林傾染將八卦陣改成了旋轉式,唯一生門就是大門口,其他地方一直在旋轉,就是知道八卦陣在破解,也無從下手,除了沈湛霆那種變態。
林傾染自然知道他生氣了,但說心里話,她真得留情,不過這些要等今天過后,百姓將公主府傳得沸沸揚揚、神乎其神,他才會明白吧。

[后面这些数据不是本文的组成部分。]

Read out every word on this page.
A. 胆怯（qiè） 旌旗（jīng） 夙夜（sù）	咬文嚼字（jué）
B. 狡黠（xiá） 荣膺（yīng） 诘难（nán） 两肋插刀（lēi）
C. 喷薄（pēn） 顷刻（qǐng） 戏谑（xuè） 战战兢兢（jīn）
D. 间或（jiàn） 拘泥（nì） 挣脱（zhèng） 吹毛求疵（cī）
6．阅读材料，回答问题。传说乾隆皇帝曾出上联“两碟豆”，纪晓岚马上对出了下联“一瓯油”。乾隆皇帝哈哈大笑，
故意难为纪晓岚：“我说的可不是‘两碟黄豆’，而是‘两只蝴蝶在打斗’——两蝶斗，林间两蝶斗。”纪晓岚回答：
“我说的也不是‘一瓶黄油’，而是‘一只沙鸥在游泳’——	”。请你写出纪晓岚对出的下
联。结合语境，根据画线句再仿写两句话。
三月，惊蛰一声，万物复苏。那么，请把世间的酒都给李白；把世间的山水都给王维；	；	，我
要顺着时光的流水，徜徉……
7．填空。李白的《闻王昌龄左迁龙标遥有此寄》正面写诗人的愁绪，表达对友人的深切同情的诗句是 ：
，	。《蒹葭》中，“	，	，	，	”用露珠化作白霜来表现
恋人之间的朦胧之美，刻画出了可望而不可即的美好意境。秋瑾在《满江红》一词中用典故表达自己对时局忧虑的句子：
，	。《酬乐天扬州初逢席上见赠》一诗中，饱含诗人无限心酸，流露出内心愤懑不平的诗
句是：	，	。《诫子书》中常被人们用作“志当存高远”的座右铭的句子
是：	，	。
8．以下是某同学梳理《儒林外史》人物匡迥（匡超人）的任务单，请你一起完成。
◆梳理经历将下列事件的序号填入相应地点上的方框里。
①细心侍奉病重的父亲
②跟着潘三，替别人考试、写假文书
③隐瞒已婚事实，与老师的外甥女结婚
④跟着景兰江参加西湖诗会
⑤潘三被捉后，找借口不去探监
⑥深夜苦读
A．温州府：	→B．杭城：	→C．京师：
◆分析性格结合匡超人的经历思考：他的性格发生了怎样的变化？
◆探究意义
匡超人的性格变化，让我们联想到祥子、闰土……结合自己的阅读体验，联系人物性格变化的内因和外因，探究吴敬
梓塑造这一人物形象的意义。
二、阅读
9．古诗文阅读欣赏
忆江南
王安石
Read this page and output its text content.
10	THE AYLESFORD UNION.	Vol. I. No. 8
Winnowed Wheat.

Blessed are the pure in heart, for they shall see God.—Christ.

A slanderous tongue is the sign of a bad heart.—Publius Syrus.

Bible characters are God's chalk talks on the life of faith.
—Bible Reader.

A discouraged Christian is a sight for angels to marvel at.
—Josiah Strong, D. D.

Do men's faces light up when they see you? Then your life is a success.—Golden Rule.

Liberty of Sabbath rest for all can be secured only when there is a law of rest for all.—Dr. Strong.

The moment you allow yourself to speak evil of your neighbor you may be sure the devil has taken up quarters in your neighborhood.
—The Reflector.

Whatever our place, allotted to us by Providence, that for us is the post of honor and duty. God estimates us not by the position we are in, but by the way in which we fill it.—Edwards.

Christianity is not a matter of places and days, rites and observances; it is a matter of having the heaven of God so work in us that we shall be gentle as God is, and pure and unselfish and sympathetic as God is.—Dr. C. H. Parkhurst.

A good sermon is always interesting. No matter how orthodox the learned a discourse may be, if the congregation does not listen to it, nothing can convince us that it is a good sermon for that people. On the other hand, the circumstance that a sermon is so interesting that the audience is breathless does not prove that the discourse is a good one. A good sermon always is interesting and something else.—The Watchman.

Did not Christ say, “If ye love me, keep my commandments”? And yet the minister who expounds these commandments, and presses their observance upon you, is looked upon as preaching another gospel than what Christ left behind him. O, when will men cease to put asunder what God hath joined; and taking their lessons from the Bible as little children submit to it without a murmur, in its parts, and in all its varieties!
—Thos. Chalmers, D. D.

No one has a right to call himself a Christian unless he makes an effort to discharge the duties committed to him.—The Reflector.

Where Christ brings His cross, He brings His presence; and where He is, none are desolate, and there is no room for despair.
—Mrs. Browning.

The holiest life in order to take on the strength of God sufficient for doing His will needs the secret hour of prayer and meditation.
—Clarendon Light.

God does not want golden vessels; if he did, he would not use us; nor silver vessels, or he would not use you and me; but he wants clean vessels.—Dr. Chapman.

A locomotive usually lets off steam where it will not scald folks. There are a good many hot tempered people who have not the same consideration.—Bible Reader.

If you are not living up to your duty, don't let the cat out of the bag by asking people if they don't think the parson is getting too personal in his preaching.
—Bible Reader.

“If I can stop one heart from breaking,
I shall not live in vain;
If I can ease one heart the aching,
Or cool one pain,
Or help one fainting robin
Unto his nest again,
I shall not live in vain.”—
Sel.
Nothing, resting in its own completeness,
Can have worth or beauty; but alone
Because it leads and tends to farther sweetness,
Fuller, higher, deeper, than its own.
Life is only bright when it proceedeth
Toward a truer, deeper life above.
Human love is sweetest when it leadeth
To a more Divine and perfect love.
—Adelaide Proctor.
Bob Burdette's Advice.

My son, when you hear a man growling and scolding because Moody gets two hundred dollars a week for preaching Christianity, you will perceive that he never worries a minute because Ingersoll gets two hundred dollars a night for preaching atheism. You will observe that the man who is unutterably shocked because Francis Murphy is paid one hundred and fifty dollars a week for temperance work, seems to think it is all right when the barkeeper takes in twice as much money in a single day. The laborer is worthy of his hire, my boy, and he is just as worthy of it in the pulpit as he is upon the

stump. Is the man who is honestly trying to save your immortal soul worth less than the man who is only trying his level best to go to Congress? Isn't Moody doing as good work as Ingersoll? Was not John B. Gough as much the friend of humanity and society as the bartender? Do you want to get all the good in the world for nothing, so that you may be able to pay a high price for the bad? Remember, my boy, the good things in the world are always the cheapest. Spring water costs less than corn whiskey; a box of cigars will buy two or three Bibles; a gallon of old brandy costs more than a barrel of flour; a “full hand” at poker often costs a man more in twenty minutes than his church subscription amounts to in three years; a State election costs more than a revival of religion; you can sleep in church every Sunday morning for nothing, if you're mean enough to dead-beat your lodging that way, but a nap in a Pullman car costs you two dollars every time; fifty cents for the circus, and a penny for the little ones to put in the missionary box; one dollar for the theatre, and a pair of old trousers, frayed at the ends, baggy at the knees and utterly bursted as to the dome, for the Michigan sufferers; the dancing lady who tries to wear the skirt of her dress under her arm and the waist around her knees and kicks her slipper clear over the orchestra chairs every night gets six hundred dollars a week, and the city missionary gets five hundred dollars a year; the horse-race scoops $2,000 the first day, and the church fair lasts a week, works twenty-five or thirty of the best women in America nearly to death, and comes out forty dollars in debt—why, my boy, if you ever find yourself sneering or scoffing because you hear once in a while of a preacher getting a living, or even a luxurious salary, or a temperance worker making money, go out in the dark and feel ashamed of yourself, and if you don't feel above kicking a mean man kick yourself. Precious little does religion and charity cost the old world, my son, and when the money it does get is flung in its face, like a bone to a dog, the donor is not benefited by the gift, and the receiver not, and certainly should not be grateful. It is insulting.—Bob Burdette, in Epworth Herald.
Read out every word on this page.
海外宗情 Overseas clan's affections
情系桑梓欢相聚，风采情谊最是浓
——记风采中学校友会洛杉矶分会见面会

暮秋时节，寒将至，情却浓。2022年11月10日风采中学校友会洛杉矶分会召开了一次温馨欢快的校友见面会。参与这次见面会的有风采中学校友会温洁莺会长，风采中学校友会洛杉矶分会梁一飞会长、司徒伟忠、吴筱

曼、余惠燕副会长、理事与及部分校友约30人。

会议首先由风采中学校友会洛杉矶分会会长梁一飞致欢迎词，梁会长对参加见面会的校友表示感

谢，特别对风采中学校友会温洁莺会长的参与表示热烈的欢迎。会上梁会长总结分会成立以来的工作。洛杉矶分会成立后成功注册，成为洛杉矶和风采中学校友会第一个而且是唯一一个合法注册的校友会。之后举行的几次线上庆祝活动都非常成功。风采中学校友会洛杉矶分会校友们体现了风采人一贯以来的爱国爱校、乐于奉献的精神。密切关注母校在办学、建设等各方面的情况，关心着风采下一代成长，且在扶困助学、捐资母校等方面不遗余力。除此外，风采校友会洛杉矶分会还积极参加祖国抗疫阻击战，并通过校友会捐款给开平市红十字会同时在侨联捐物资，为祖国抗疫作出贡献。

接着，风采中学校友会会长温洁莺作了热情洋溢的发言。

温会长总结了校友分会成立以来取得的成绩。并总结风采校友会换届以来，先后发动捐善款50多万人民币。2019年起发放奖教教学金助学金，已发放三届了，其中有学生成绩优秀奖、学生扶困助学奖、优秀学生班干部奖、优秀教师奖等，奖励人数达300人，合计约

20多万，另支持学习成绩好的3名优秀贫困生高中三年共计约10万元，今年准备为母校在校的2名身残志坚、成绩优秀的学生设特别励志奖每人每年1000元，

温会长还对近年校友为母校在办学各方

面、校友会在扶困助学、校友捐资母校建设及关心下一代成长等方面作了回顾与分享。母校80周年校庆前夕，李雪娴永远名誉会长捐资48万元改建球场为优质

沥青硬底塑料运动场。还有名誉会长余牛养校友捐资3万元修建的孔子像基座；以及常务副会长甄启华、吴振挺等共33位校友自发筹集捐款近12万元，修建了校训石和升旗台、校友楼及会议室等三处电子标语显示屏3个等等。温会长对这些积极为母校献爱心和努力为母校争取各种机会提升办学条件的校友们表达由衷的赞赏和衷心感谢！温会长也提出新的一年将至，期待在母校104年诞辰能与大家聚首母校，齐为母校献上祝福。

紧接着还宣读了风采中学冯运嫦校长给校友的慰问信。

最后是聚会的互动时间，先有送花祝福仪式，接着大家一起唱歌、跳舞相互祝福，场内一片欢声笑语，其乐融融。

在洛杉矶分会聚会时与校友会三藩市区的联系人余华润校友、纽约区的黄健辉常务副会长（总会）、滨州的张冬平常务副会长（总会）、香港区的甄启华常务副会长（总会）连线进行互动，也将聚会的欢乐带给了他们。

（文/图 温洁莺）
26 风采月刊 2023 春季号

然而林傾染沒有管那些人,直接跳墻離開公主府,潛入尚書府自己的敬染苑里,睡大覺了。
隔天一早,椒房殿內,皇后從睡夢中緩緩轉醒,剛想叫人伺候起身時,正好有一點液體掉落在臉上,皇后瞬間瞳孔放大,臉色慘白,驚呼好幾聲救命。
很快就驚動了正在巡邏的御林軍,和此時由賢妃伺候起身,用膳上朝的南靖皇。
“那個方向好像是皇后得椒房殿。”賢妃小聲說到,似乎怕南靖皇不悅,南靖皇是聽見的,他還以為皇后又在發神經。
“不必管她,愛妃坐下用膳。”賢妃連忙跪下,似乎忘記了她已經是四妃之首,而不是小小一個貴嬪。
“愛妃,這是作何?”南靖皇連忙上前將跪著的賢妃,抱坐在這里懷里,輕輕拍著她的后背安撫道。
“不就陪朕用膳嗎?瞧把你嚇的....”
話未說完,南靖皇身邊得利的總管太監,連忙進來俯身在南靖皇耳里,低語幾句,南靖皇聽完臉色一變。
“來人,擺駕椒房殿。”賢德宮離椒房殿比較近,而賢妃又是第一天晉升妃位,自然是要去椒房殿謝恩的,也一道前去椒房殿。
血腥的氣息縈繞鼻腔,南靖皇與賢妃同時皺眉,走進椒房殿,就見椒房殿正宮門幾根線懸掛著幾具無頭尸體從表面看是被一劍封喉,死的很安詳。
走進看有些傷口,被利器撕開,肉連接骨頭不過幾毫米,稍稍觸碰那肉險些掉落,傷口并無因人死的原因,血液凝固,反而是一滴一滴,慢慢的滴到地板上,形成一條血痕。
一眾人強忍著不適,將懸掛著的無頭身體放下來,可能因侍衛不敢去觸碰尸體,導致尸體未落地就散架,就像炸彈炸裂一般,血液四散噴開,濺人一身。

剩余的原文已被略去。